Indexing MSCMS 2001 using MOSS 2007 indexer?

This might be a cake-walk for most of you, but I got delayed a bit to get MSCMS 2001 contents indexed using MOSS 2007.  Basically what I saw after I setup a content source and started a full crawl was the below warning:

The specified address was excluded from the index. The crawl rules may have to be modified to include this address. (The item was deleted because it was either not found or the crawler was denied access to it.)

I verified the content access account specified in MOSS is also a CMS 2001 administrator.  And I can browse to the default channel in CMS 2001 from the MOSS server.  But yet, the above error!  After trial-n-error, I was able to figure out that the anonymous access that’s enabled in CMS 2001 server was causing this issue.

With anonymous access enabled at MSCMS 2001 web site: when I browse to the CMS 2001 site via IE, I see a prompt to provide my domain credentials.  This essentially means that even though anonymous access is enabled CMS content themselves is not anonymous and that it has to look for windows credentials to authenticate the user.

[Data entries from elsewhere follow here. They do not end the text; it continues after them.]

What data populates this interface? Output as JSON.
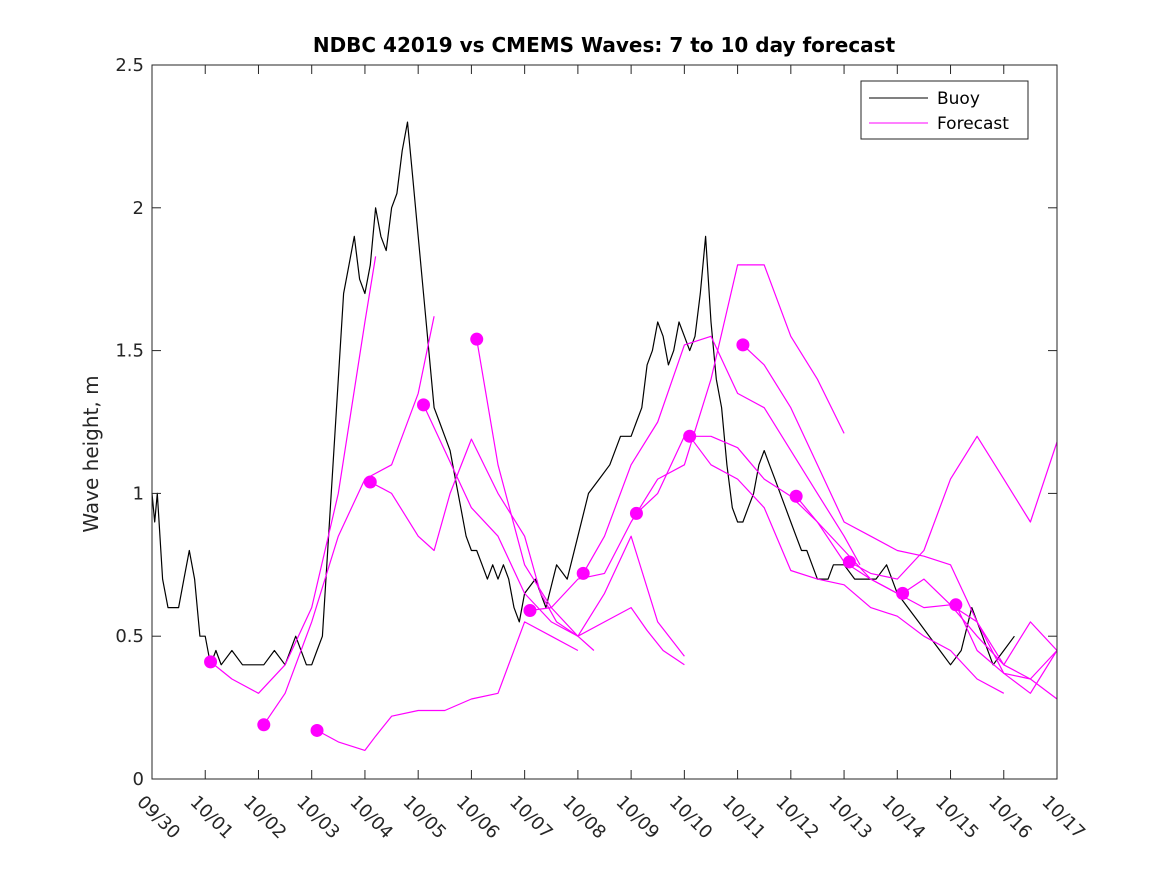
{
  "chart_data": {
    "type": "line",
    "title": "NDBC 42019 vs CMEMS Waves: 7 to 10 day forecast",
    "xlabel": "",
    "ylabel": "Wave height, m",
    "xlim": [
      0,
      17
    ],
    "ylim": [
      0,
      2.5
    ],
    "yticks": [
      0,
      0.5,
      1,
      1.5,
      2,
      2.5
    ],
    "ytick_labels": [
      "0",
      "0.5",
      "1",
      "1.5",
      "2",
      "2.5"
    ],
    "xtick_labels": [
      "09/30",
      "10/01",
      "10/02",
      "10/03",
      "10/04",
      "10/05",
      "10/06",
      "10/07",
      "10/08",
      "10/09",
      "10/10",
      "10/11",
      "10/12",
      "10/13",
      "10/14",
      "10/15",
      "10/16",
      "10/17"
    ],
    "legend": {
      "placement": "top-right",
      "entries": [
        "Buoy",
        "Forecast"
      ]
    },
    "colors": {
      "buoy": "#000000",
      "forecast": "#ff00ff",
      "axes": "#262626"
    },
    "series": [
      {
        "name": "Buoy",
        "color": "#000000",
        "x": [
          0,
          0.05,
          0.1,
          0.2,
          0.3,
          0.4,
          0.5,
          0.6,
          0.7,
          0.8,
          0.9,
          1.0,
          1.1,
          1.2,
          1.3,
          1.5,
          1.7,
          1.9,
          2.1,
          2.3,
          2.5,
          2.7,
          2.9,
          3.0,
          3.1,
          3.2,
          3.3,
          3.4,
          3.5,
          3.6,
          3.7,
          3.8,
          3.9,
          4.0,
          4.1,
          4.2,
          4.3,
          4.4,
          4.5,
          4.6,
          4.7,
          4.8,
          4.9,
          5.0,
          5.1,
          5.2,
          5.3,
          5.4,
          5.5,
          5.6,
          5.7,
          5.8,
          5.9,
          6.0,
          6.1,
          6.2,
          6.3,
          6.4,
          6.5,
          6.6,
          6.7,
          6.8,
          6.9,
          7.0,
          7.2,
          7.4,
          7.6,
          7.8,
          8.0,
          8.2,
          8.4,
          8.6,
          8.8,
          9.0,
          9.1,
          9.2,
          9.3,
          9.4,
          9.5,
          9.6,
          9.7,
          9.8,
          9.9,
          10.0,
          10.1,
          10.2,
          10.3,
          10.4,
          10.5,
          10.6,
          10.7,
          10.8,
          10.9,
          11.0,
          11.1,
          11.2,
          11.3,
          11.4,
          11.5,
          11.6,
          11.7,
          11.8,
          11.9,
          12.0,
          12.1,
          12.2,
          12.3,
          12.4,
          12.5,
          12.6,
          12.7,
          12.8,
          12.9,
          13.0,
          13.2,
          13.4,
          13.6,
          13.8,
          14.0,
          14.2,
          14.4,
          14.6,
          14.8,
          15.0,
          15.2,
          15.4,
          15.6,
          15.8,
          16.0,
          16.2
        ],
        "values": [
          1.0,
          0.9,
          1.0,
          0.7,
          0.6,
          0.6,
          0.6,
          0.7,
          0.8,
          0.7,
          0.5,
          0.5,
          0.4,
          0.45,
          0.4,
          0.45,
          0.4,
          0.4,
          0.4,
          0.45,
          0.4,
          0.5,
          0.4,
          0.4,
          0.45,
          0.5,
          0.8,
          1.1,
          1.4,
          1.7,
          1.8,
          1.9,
          1.75,
          1.7,
          1.8,
          2.0,
          1.9,
          1.85,
          2.0,
          2.05,
          2.2,
          2.3,
          2.1,
          1.9,
          1.7,
          1.5,
          1.3,
          1.25,
          1.2,
          1.15,
          1.05,
          0.95,
          0.85,
          0.8,
          0.8,
          0.75,
          0.7,
          0.75,
          0.7,
          0.75,
          0.7,
          0.6,
          0.55,
          0.65,
          0.7,
          0.6,
          0.75,
          0.7,
          0.85,
          1.0,
          1.05,
          1.1,
          1.2,
          1.2,
          1.25,
          1.3,
          1.45,
          1.5,
          1.6,
          1.55,
          1.45,
          1.5,
          1.6,
          1.55,
          1.5,
          1.55,
          1.7,
          1.9,
          1.6,
          1.4,
          1.3,
          1.1,
          0.95,
          0.9,
          0.9,
          0.95,
          1.0,
          1.1,
          1.15,
          1.1,
          1.05,
          1.0,
          0.95,
          0.9,
          0.85,
          0.8,
          0.8,
          0.75,
          0.7,
          0.7,
          0.7,
          0.75,
          0.75,
          0.75,
          0.7,
          0.7,
          0.7,
          0.75,
          0.65,
          0.6,
          0.55,
          0.5,
          0.45,
          0.4,
          0.45,
          0.6,
          0.5,
          0.4,
          0.45,
          0.5
        ]
      },
      {
        "name": "Forecast 1",
        "color": "#ff00ff",
        "x": [
          1.1,
          1.5,
          2.0,
          2.5,
          3.0,
          3.5,
          4.0,
          4.2
        ],
        "values": [
          0.41,
          0.35,
          0.3,
          0.4,
          0.6,
          1.0,
          1.6,
          1.83
        ]
      },
      {
        "name": "Forecast 2",
        "color": "#ff00ff",
        "x": [
          2.1,
          2.5,
          3.0,
          3.5,
          4.0,
          4.5,
          5.0,
          5.3
        ],
        "values": [
          0.19,
          0.3,
          0.55,
          0.85,
          1.05,
          1.1,
          1.35,
          1.62
        ]
      },
      {
        "name": "Forecast 3",
        "color": "#ff00ff",
        "x": [
          3.1,
          3.5,
          4.0,
          4.2,
          4.5,
          5.0,
          5.2,
          5.5,
          6.0,
          6.5,
          7.0,
          7.5,
          8.0
        ],
        "values": [
          0.17,
          0.13,
          0.1,
          0.15,
          0.22,
          0.24,
          0.24,
          0.24,
          0.28,
          0.3,
          0.55,
          0.5,
          0.45
        ]
      },
      {
        "name": "Forecast 4",
        "color": "#ff00ff",
        "x": [
          4.1,
          4.5,
          5.0,
          5.3,
          5.6,
          6.0,
          6.5,
          7.0,
          7.3,
          7.6,
          8.0,
          8.3
        ],
        "values": [
          1.04,
          1.0,
          0.85,
          0.8,
          1.0,
          1.19,
          1.0,
          0.85,
          0.65,
          0.55,
          0.5,
          0.45
        ]
      },
      {
        "name": "Forecast 5",
        "color": "#ff00ff",
        "x": [
          5.1,
          5.5,
          6.0,
          6.5,
          7.0,
          7.5,
          8.0,
          8.5,
          9.0,
          9.3,
          9.6,
          10.0
        ],
        "values": [
          1.31,
          1.15,
          0.95,
          0.85,
          0.65,
          0.55,
          0.5,
          0.55,
          0.6,
          0.52,
          0.45,
          0.4
        ]
      },
      {
        "name": "Forecast 6",
        "color": "#ff00ff",
        "x": [
          6.1,
          6.5,
          7.0,
          7.5,
          8.0,
          8.5,
          9.0,
          9.5,
          10.0
        ],
        "values": [
          1.54,
          1.1,
          0.75,
          0.6,
          0.5,
          0.65,
          0.85,
          0.55,
          0.43
        ]
      },
      {
        "name": "Forecast 7",
        "color": "#ff00ff",
        "x": [
          7.1,
          7.5,
          8.0,
          8.5,
          9.0,
          9.5,
          10.0,
          10.5,
          11.0,
          11.5,
          12.0,
          12.5,
          13.0
        ],
        "values": [
          0.59,
          0.6,
          0.7,
          0.72,
          0.9,
          1.05,
          1.1,
          1.4,
          1.8,
          1.8,
          1.55,
          1.4,
          1.21
        ]
      },
      {
        "name": "Forecast 8",
        "color": "#ff00ff",
        "x": [
          8.1,
          8.5,
          9.0,
          9.5,
          10.0,
          10.5,
          11.0,
          11.5,
          12.0,
          12.5,
          13.0,
          13.3
        ],
        "values": [
          0.72,
          0.85,
          1.1,
          1.25,
          1.52,
          1.55,
          1.35,
          1.3,
          1.15,
          1.0,
          0.85,
          0.75
        ]
      },
      {
        "name": "Forecast 9",
        "color": "#ff00ff",
        "x": [
          9.1,
          9.5,
          10.0,
          10.5,
          11.0,
          11.5,
          12.0,
          12.5,
          13.0,
          13.5,
          14.0
        ],
        "values": [
          0.93,
          1.0,
          1.2,
          1.2,
          1.16,
          1.05,
          0.99,
          0.9,
          0.76,
          0.7,
          0.65
        ]
      },
      {
        "name": "Forecast 10",
        "color": "#ff00ff",
        "x": [
          10.1,
          10.5,
          11.0,
          11.5,
          12.0,
          12.5,
          13.0,
          13.5,
          14.0,
          14.5,
          15.0,
          15.5,
          16.0
        ],
        "values": [
          1.2,
          1.1,
          1.05,
          0.95,
          0.73,
          0.7,
          0.68,
          0.6,
          0.57,
          0.5,
          0.45,
          0.35,
          0.3
        ]
      },
      {
        "name": "Forecast 11",
        "color": "#ff00ff",
        "x": [
          11.1,
          11.5,
          12.0,
          12.5,
          13.0,
          13.5,
          14.0,
          14.5,
          15.0,
          15.5,
          16.0,
          16.5,
          17.0
        ],
        "values": [
          1.52,
          1.45,
          1.3,
          1.1,
          0.9,
          0.85,
          0.8,
          0.78,
          0.75,
          0.55,
          0.4,
          0.35,
          0.28
        ]
      },
      {
        "name": "Forecast 12",
        "color": "#ff00ff",
        "x": [
          12.1,
          12.5,
          13.0,
          13.5,
          14.0,
          14.5,
          15.0,
          15.5,
          16.0,
          16.5,
          17.0
        ],
        "values": [
          0.99,
          0.9,
          0.8,
          0.7,
          0.65,
          0.6,
          0.61,
          0.55,
          0.37,
          0.3,
          0.45
        ]
      },
      {
        "name": "Forecast 13",
        "color": "#ff00ff",
        "x": [
          13.1,
          13.5,
          14.0,
          14.5,
          15.0,
          15.5,
          16.0,
          16.5,
          17.0
        ],
        "values": [
          0.76,
          0.72,
          0.7,
          0.8,
          1.05,
          1.2,
          1.05,
          0.9,
          1.18
        ]
      },
      {
        "name": "Forecast 14",
        "color": "#ff00ff",
        "x": [
          14.1,
          14.5,
          15.0,
          15.5,
          16.0,
          16.5,
          17.0
        ],
        "values": [
          0.65,
          0.7,
          0.61,
          0.5,
          0.4,
          0.55,
          0.45
        ]
      },
      {
        "name": "Forecast 15",
        "color": "#ff00ff",
        "x": [
          15.1,
          15.5,
          16.0,
          16.5,
          17.0
        ],
        "values": [
          0.61,
          0.45,
          0.37,
          0.35,
          0.45
        ]
      }
    ]
  }
}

With anonymous access disabled at MSCMS 2001 web site: when I browse to the CMS 2001 site via IE, I get to see the home page under default channel directly.  I login using a domain account that’s a CMS 2001 administrator.

What I think is happening here is MOSS requests the URL provided and supplies the content access account, which is going to be a domain credential.  When this request hits the IIS web site, IIS – as the first guy to shake-hands, compares the credentials with anonymous user and tells MOSS indexer that it could not serve the request.

That’s it! I simply removed anonymous access from the CMS 2001 web site and MOSS indexer started to index the content.  So, it’s probably a good idea to make sure that anonymous access is switched off, when indexing CMS 2001 using MOSS 2007.  Cheers!

Comments (1)

  1. Louis says:

    When indexing CMS2001 did you get a lot of "noise" i.e. all content was being indexed including navigation items, static content etc.

    If so how did you work around this?